# How to make a new nanobsd image work with existing zfs HDDs?



## zennybsd (Mar 31, 2011)

Hi:

I compiled a nanobsd image with default confiugurations, dd that to a usb stick, and tweaked two HDDs to work with zfs in raidz. This setup worked flawlessly.

Later I compiled a new nanobsd image with some tweaks and packages (like msyslog). I tried to dd the _.disk.image to the 2nd slice, but that did not work and produced innumerable errors, one after another. After struggling to fix the first usb, I dd the second _.disk.full to a new usb stick and booted.

Everything started working except the new stick could not see the zfs volumes which is already created with the HDDs with the image in first usb stick.

I am just wondering how can I get detected the zfs volumes in the HDDs with the second image in a new usb stick? I read http://www.freebsd.org/doc/en_US.ISO8859-1/books/handbook/filesystems-zfs.html and http://wiki.freebsd.org/ZFSTuningGuide, but could not figure out exactly how?

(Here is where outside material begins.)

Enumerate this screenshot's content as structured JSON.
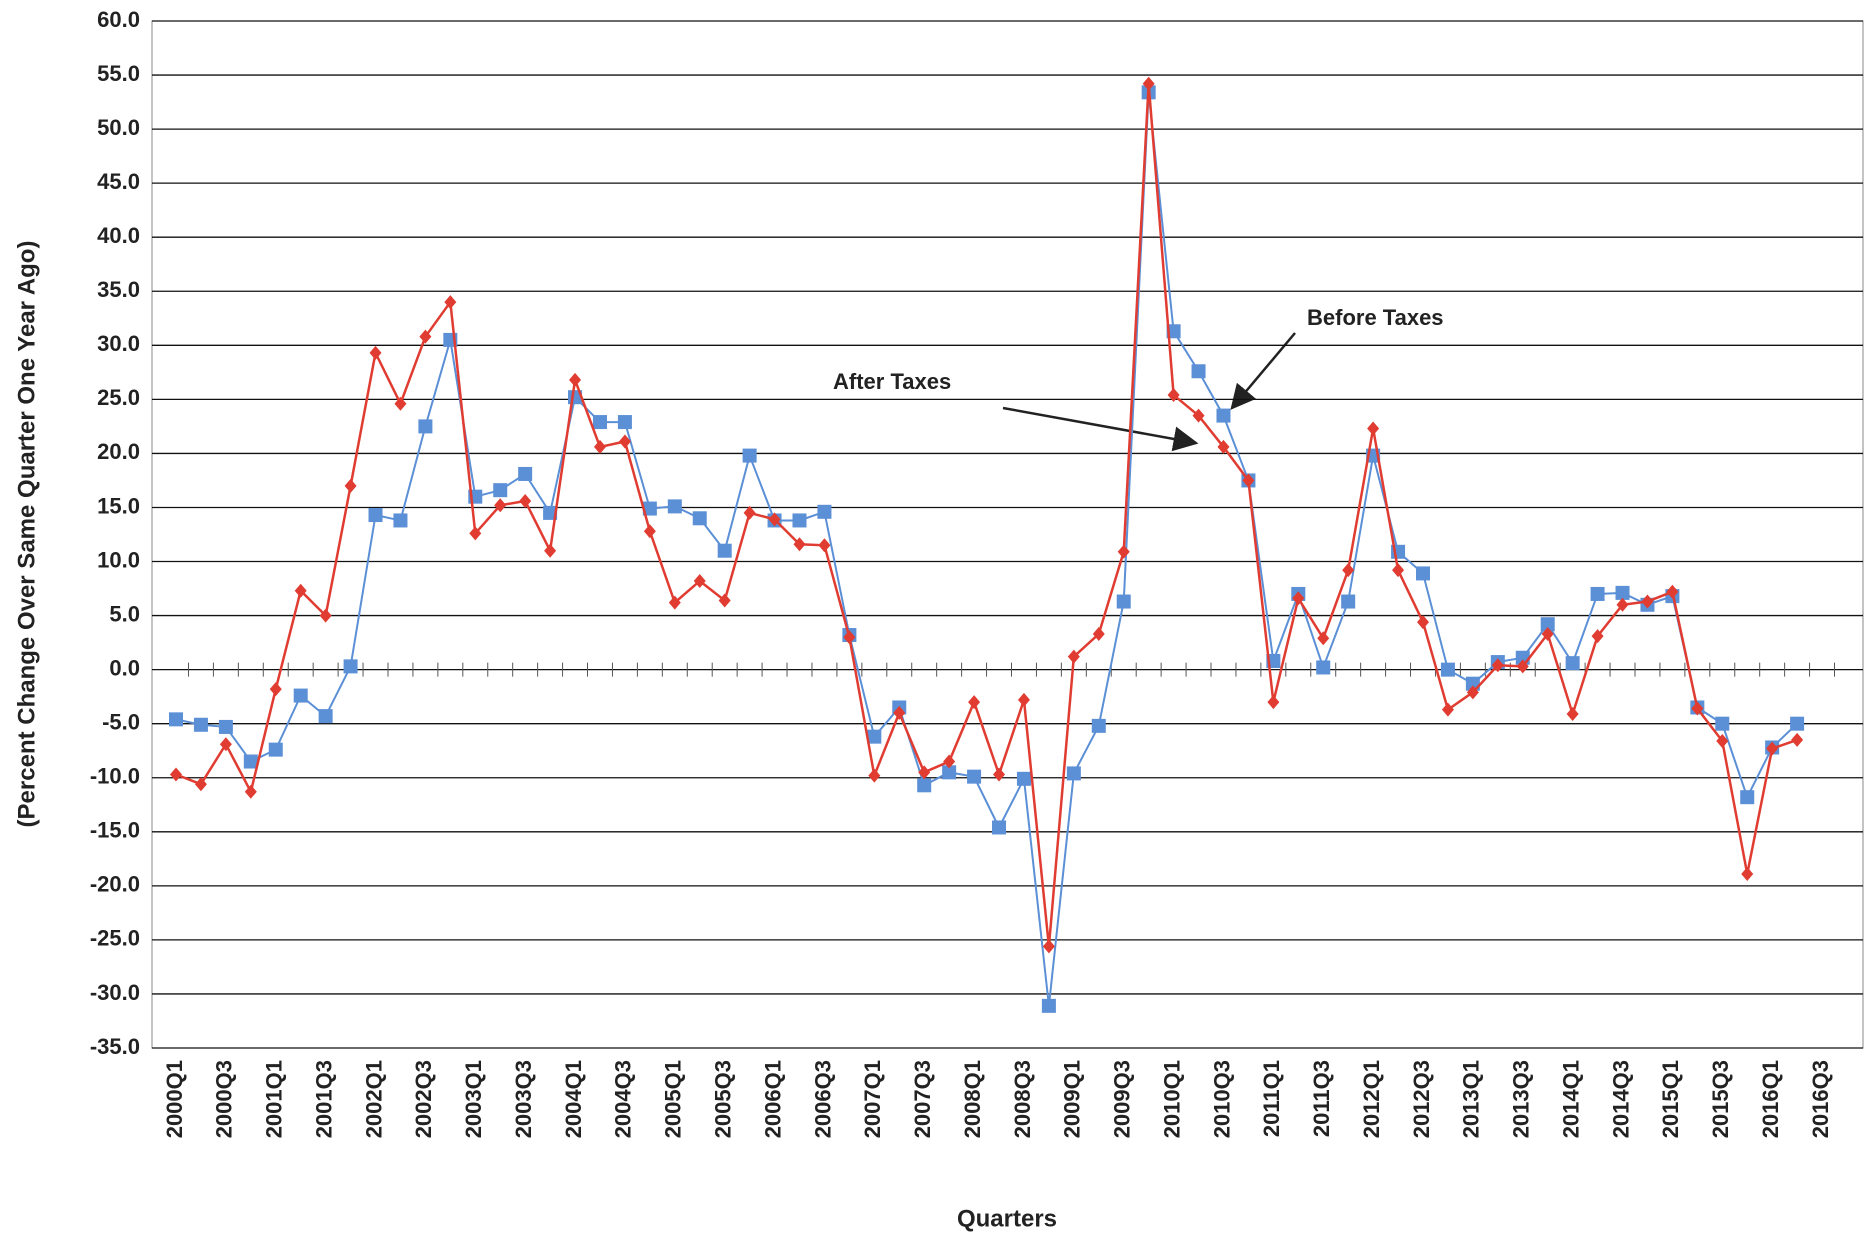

Or do I have to do the same procedure of creating a raidz pool again after booting with the second drive? I am a bit confused. Inputs appreciated. Thanks


----------



## mix_room (Mar 31, 2011)

http://docs.huihoo.com/opensolaris/solaris-zfs-administration-guide/html/ch04s06.html

`# zfs import` might be able to help you


----------



## zennybsd (Mar 31, 2011)

@mix_room: Thanks for the pointer. Appreciate it!


----------